The context is a U.S. war game in which Van Riper was placed in command of a rogue state (Red team) engaged in conflict against the U.S. (Blue team). The U.S. had overwhelming numbers and data, and the Red team needed a way to counter their advantage.
Van Riper achieved this in part by going against the conventional wisdom of strategy meetings and terminology such as “Operational Net Assessment”. He deployed a messy system of decision making where he provided overall guidance and intent, but the forces were trusted to use their own initiative and wisdom to make rapid decisions and rapid assessments without having to constantly explain themselves.
The key is that the sub-ordinates were trusted to do their job well. Often when talking to clients about Enterprise 2.0 (or even something as basic as instant messaging) I’ll get the feedback that “they might spend all their time messing around”. I have to respectfully suggest they have seemingly well behaved employees up to today, and something as simple as instant messaging turns them into serial time wasters then a) they have the wrong employees and b) they have employed some rather strange people who will transform from productive worker to time waster just because they have discovered instant messaging!

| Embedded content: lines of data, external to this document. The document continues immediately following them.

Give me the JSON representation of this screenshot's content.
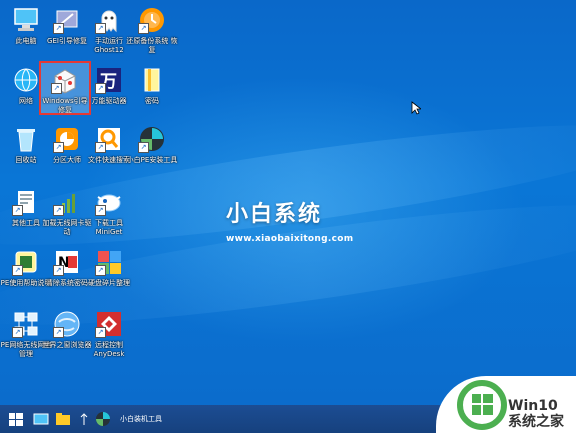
{
  "desktop": {
    "icons": [
      {
        "label": "此电脑"
      },
      {
        "label": "GEI引导修复"
      },
      {
        "label": "手动运行 Ghost12"
      },
      {
        "label": "还原备份系统 恢复"
      },
      {
        "label": "网络"
      },
      {
        "label": "Windows引导修复"
      },
      {
        "label": "万能驱动器"
      },
      {
        "label": "密码"
      },
      {
        "label": "回收站"
      },
      {
        "label": "分区大师"
      },
      {
        "label": "文件快速搜索"
      },
      {
        "label": "小白PE安装工具"
      },
      {
        "label": "其他工具"
      },
      {
        "label": "加载无线网卡驱动"
      },
      {
        "label": "下载工具 MiniGet"
      },
      {
        "label": "PE使用帮助说明"
      },
      {
        "label": "清除系统密码"
      },
      {
        "label": "硬盘碎片整理"
      },
      {
        "label": "PE网络无线网络管理"
      },
      {
        "label": "世界之窗浏览器"
      },
      {
        "label": "远程控制 AnyDesk"
      }
    ],
    "selected_icon": "Windows引导修复"
  },
  "brand": {
    "title": "小白系统",
    "url": "www.xiaobaixitong.com"
  },
  "taskbar": {
    "running_app_label": "小白装机工具"
  },
  "watermark": {
    "line1": "Win10",
    "line2": "系统之家"
  },
  "colors": {
    "desktop_blue": "#0a72d2",
    "taskbar": "#16417e",
    "selection_outline": "#e53935",
    "win10_green": "#4caf50"
  },
  "icon_names": [
    "computer-icon",
    "repair-icon",
    "ghost-icon",
    "restore-icon",
    "network-icon",
    "boot-repair-icon",
    "wanneng-driver-icon",
    "folder-icon",
    "recycle-bin-icon",
    "partition-icon",
    "file-search-icon",
    "pe-install-icon",
    "tools-icon",
    "wireless-driver-icon",
    "download-icon",
    "help-icon",
    "password-clear-icon",
    "defrag-icon",
    "network-manager-icon",
    "browser-icon",
    "remote-control-icon"
  ]
}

If trust in your employees is a legitimate reason not to deploy Enterprise 2.0 then you have serious problems within your business that need fixing first before you even consider Enterprise 2.0.
In fact – I’d be surprised you’re still trading at all and that some employee hasn’t sold the company CRM data to a competitor.

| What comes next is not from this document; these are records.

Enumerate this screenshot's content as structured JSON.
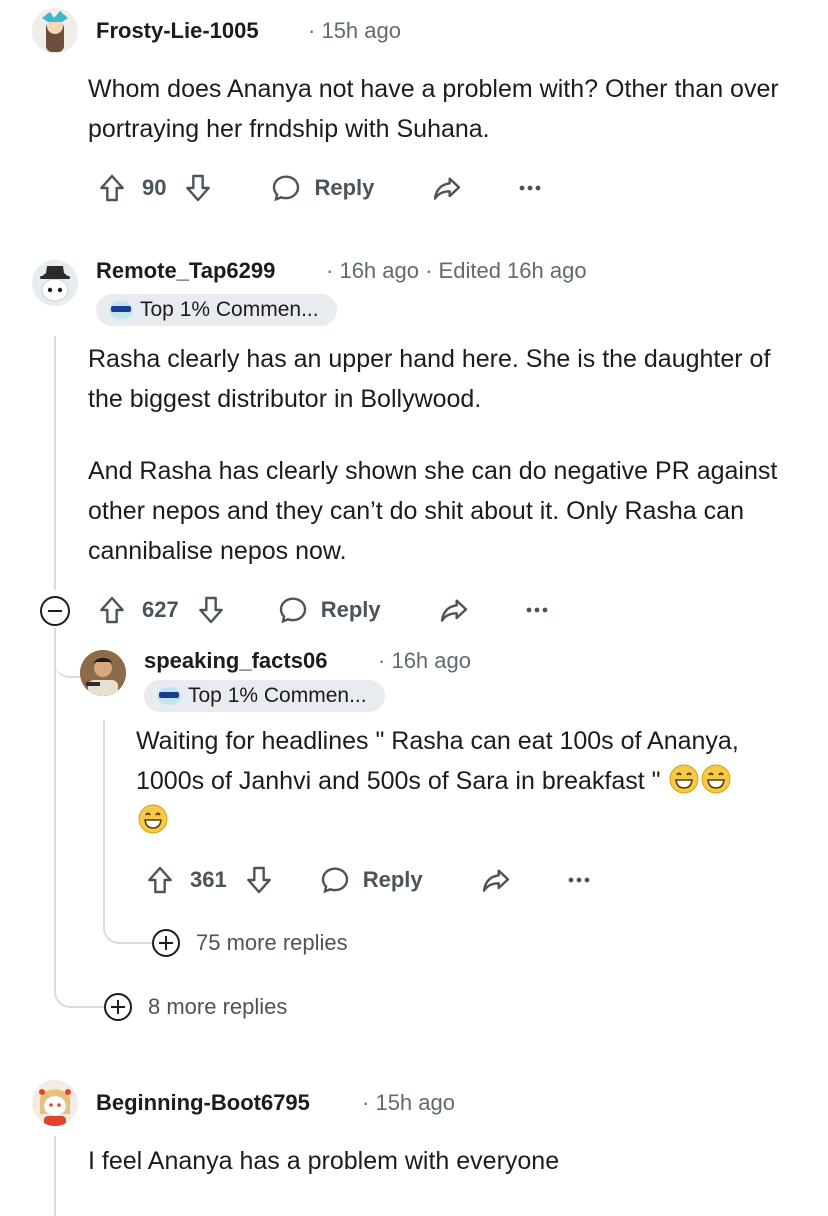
{
  "comments": [
    {
      "username": "Frosty-Lie-1005",
      "time": "15h ago",
      "body": [
        "Whom does Ananya not have a problem with? Other than over portraying her frndship with Suhana."
      ],
      "votes": "90",
      "reply": "Reply"
    },
    {
      "username": "Remote_Tap6299",
      "time": "16h ago",
      "edited": "Edited 16h ago",
      "flair": "Top 1% Commen...",
      "body": [
        "Rasha clearly has an upper hand here. She is the daughter of the biggest distributor in Bollywood.",
        "And Rasha has clearly shown she can do negative PR against other nepos and they can’t do shit about it. Only Rasha can cannibalise nepos now."
      ],
      "votes": "627",
      "reply": "Reply",
      "more_replies": "8 more replies"
    },
    {
      "username": "speaking_facts06",
      "time": "16h ago",
      "flair": "Top 1% Commen...",
      "body": [
        "Waiting for headlines \" Rasha can eat 100s of Ananya, 1000s of Janhvi and 500s of Sara in breakfast \""
      ],
      "votes": "361",
      "reply": "Reply",
      "more_replies": "75 more replies"
    },
    {
      "username": "Beginning-Boot6795",
      "time": "15h ago",
      "body": [
        "I feel Ananya has a problem with everyone"
      ]
    }
  ],
  "icons": {
    "upvote": "upvote-arrow-icon",
    "downvote": "downvote-arrow-icon",
    "reply": "speech-bubble-icon",
    "share": "share-arrow-icon",
    "overflow": "ellipsis-icon",
    "emoji": "grinning-face-emoji"
  },
  "colors": {
    "thread_line": "#d8dde1",
    "meta": "#5f6b73",
    "flair_bg": "#e8ebef"
  }
}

We see this outside of business to – there has been a pendulum swing recently on the value of setting targets in the public sector. When the Labour government came to power, NHS waiting lists and police accountability were serious issues. Targets were the answers, with the NHS and the police having to meet targets and fill in the required paperwork. They were not able to operate spontaneously as Van Riper’s Red team could – they had to constantly account for what they were doing.
Recently the pendulum has swung back. The targets started to be gamed – and there was serious public concern that police and healthcare professionals were spending far too much time filling in forms and not enough time doing their job. Worse, on occasion the target encouraged un-desirable behaviour, such as only focusing on crime that was easy to solve (such as speeding tickets) in order to boost ’solve’ figures.
So this has nothing to do with instant messaging, blogs, wikis or social networking. This is about whether or not you trust your employees enough to be in Command but not Control. And if you don’t, is the answer to impose a bureaucracy of targets and accountability or find new employees?
Van Riper’s Red team thoroughly beat the Blue team by the way. The U.S. re-wound the war game and put someone else in charge of Red.